The largest group of doctors in the country said the new healthcare bill introduced by House Republicans endangers expanded treatment for opioid abuse, an epidemic that kills 91 Americans each day.
The American Medical Association wrote House Republican and Democratic leadership to express its opposition to the American Health Care Act, which Republicans introduced Monday as part of their effort to repeal and replace the Affordable Care Act.
The Republican plan modifies parts of that bill, also known as Obamacare, including a provision that allowed for state Medicaid expansion. Medicaid provides health insurance for low-income people.
“The Medicaid program, for example, has been critical in helping many states cope with the increased demand for mental health and substance abuse treatment as a result of the ongoing crisis of opioid abuse and addiction,” AMA CEO James Madara wrote. “Changes to the program, therefore, that limit the ability of states to respond to changes in demand for services threaten to force states to limit coverage and increase the number of uninsured.”
The opioid epidemic has spread rapidly across the country, particularly impacting rural areas. Nearly half of all opioid overdose deaths involve prescription opioids, which killed more than 15,000 people in 2015 according to the Centers for Disease Control and Prevention. The AMA said that reversing Medicaid expansion will negatively impact low-income patients who were able to obtain health coverage in states that chose to expand the program. An estimated 10 million people gained coverage under this provision.

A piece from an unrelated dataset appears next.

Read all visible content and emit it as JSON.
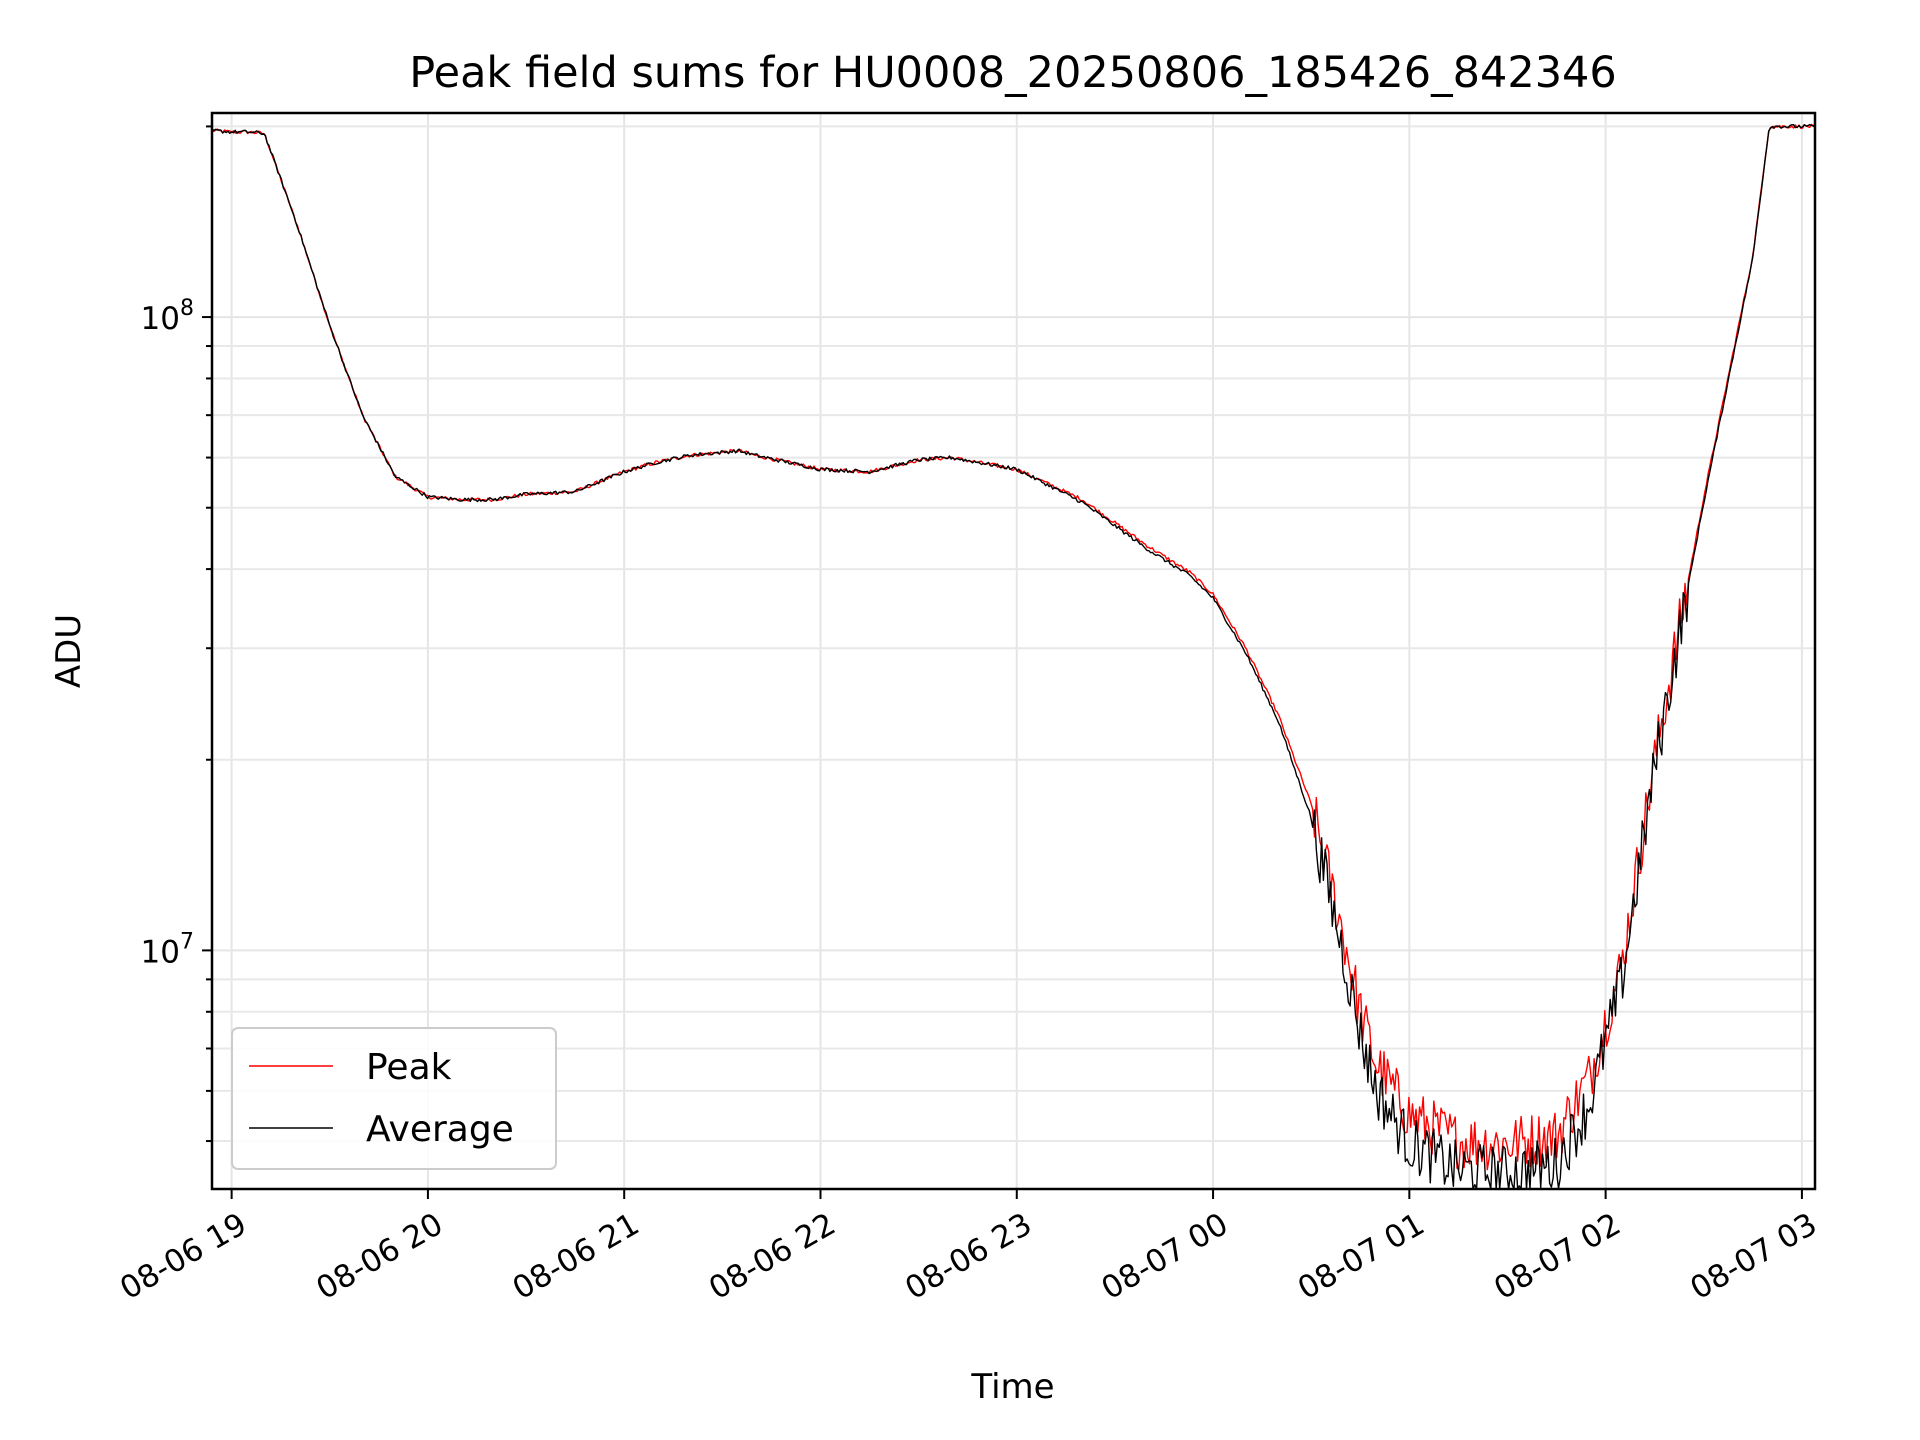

The Republican bill cuts Medicaid spending by capping it at a specific amount per person starting in 2019. Because the Congressional Budget Office hasn’t scored the bill, it’s not clear how many people would lose coverage.
Four Republican senators sent a letter Monday to Senate Majority Leader Mitch McConnell, R-Ky., expressing concern that changes to Medicaid would cut off access to “life-saving health care services.”
“The Department of Health and Human Services reports that nearly one-third of individuals covered under the Medicaid expansion have a mental health or substance use disorder,” the senators wrote. “As the largest payer of mental health and substance use services in the United States, it is critical that any health care replacement provide states with a stable transition period and the opportunity to gradually phase-in their populations to any new Medicaid financing structure.”
The American Hospital Association also found the proposed GOP bill could present a dangerous drop in coverage.
“While we commend the recent actions by the Congress to address behavioral health issues, as well as the drug epidemic that is impacting virtually every community we serve, it is important to recognize that significant progress in these areas is directly related to whether individuals have coverage. And, we have already seen clear evidence of how expanded coverage is helping to address these high-priority needs.”